Niveau de ventes catastrophique, nouvelle formule "décevante", départs de journalistes en cascade… La crise sanitaire a aggravé la situation de "Nice-Matin", déjà en difficulté depuis plusieurs années. L'intersyndicale CGT SNJ CFDT CGC FO dénonce le "mépris" et les errements stratégiques de la direction, tout en appelant à la mobilisation, histoire d'éviter le "désastre" qui se profile.
"L'heure est grave". Alors que les chiffres sont au rouge pour "Nice-Matin" et que les nouveaux moyens promis semblent se faire attendre, les syndicats appellent l'ensemble des salariés à s'élever contre "un risque imminent". Une assemblée générale est convoquée ce vendredi 9 avril. Mot d'ordre : éviter "un désastre social, économique et humain".
Dialogue de sourds avec la direction
C'est peu dire que la reprise du groupe par l'homme d'affaires Xavier Niel est, pour l'heure, une désillusion. Depuis le mois de mars, un nouveau P-DG, Jean-Louis Pelé, a été nommé. Le précédent gérait les affaires courantes généralement depuis Paris.

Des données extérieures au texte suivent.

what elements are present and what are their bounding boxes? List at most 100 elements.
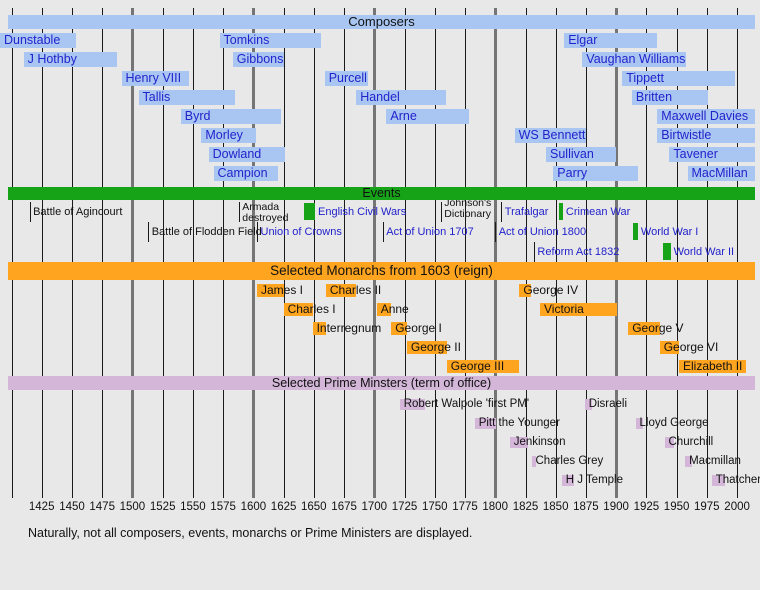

"Nous n'avions pas de réponses à des questions pourtant basiques, sur la stratégie. C'est extrêmement perturbant, parce que le situation de l'entreprise n'est pas exceptionnelle" pointe Rodolphe Pelé, salarié de "Var-Matin" (qui appartient au même groupe, avec "Monaco-Matin") et délégué du syndicat national des journalistes (SNJ).
"Nos échanges avec le nouveau président sont pour l'instant très limités. Tout comme ceux avec Xavier Niel, puisqu'on ne le voit pas".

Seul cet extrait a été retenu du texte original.